Dr. Fukuda is slightly more optimistic when asked if a future pandemic might be even worse than the one that some historians credit with finishing off World War I (people were too sick to continue). "It’s unlikely to be worse than 1918. [That] was a peculiar pandemic. The intrinsic virulence of that virus and the combination of events going on in the world at the time made it devastating. Having said that, because jet travel is much [more prevalent], a virus could be distributed much more quickly than in the past. We know our medical-care system has much better ways of caring for patients now, but these systems can get swamped."

As for the Hong Kong chicken virus, Fukuda says: "Since the end of ’97, we have had no other H5N1 viruses isolated either from poultry or from people. We’re hopeful we won’t see it, but we know these viruses are circulating in wild birds somewhere."

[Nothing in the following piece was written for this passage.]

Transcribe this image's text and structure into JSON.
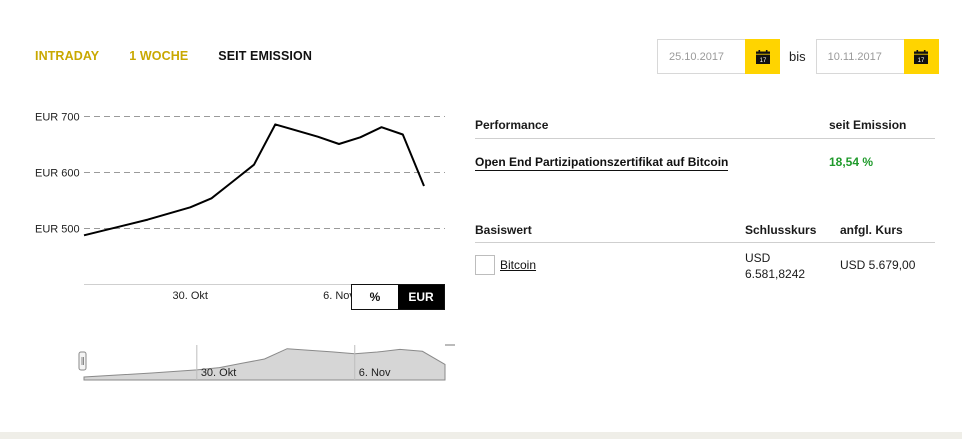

On December 15, 1998, one day after the Hong Kong proclamation, Dr. Shirley Fannin sits behind her desk on the second floor of the county’s Health Services Administration building on Figueroa Street. Outside, a Santa Ana wind is blowing, hot and dry, flooding the streets of downtown Los Angeles with sudden disorienting warmth. Flu weather? Hardly, but given that this is mid-December, who knows what viruses may be incubating in the temporary quarantines of millions of cars, or already floating in moist, translucent clouds through coffee shops and buses and Dil bertian blue-and-gray office cubicles? Dr. Fannin doesn’t, and she’s the director of disease-control programs for L.A. County.

Dr. Fannin is a stout woman with short gray hair and the no-nonsense manner of a person who has been interviewed on the same subject, and asked the same questions, for many, many years. Ask her if a pandemic on the scale of 1918 could happen again, and she’ll say, "Any Thursday." Mention that the next global pandemic could be incubating right now on the corner of Figueroa and Temple, and she’ll warmly agree with you. "Exactly. We do not have any control over that. And we would not be any better prepared than in 1918." But then Dr. Fannin corrects herself. "Ah," she says, flashing the sarcastic smile of the veteran bureaucrat. "We would be better prepared in oneway for the next pandemic: We could studyit to death. But it would be after the fact, and the people doing the studying would be the survivors."

One of the stranger things about the 1918 pandemic is that a remarkable number of people know almost nothing about it or have never heard of it. In America’s Forgotten Pandemic: The Influenza of 1918, the historian Alfred Crosby points out that the amnesia set in almost as soon as the pandemic was over. In the works of all the great American writers of the ’20s — Hemingway, Fitzgerald, Dos Passos et al. — there are virtually no references to a global catastrophe the writers had themselves lived through, and were fortunate to have survived. Even when the pandemic was raging, response to it was curiously muted. "Perhaps the most notable peculiarity of the influenza epidemic," a New York Timeseditorial noted in November 1918 (at the end of a two-week onslaught during which 9,000 New Yorkers had died), "is the fact that it has been attended by no traces of panic or even of excitement."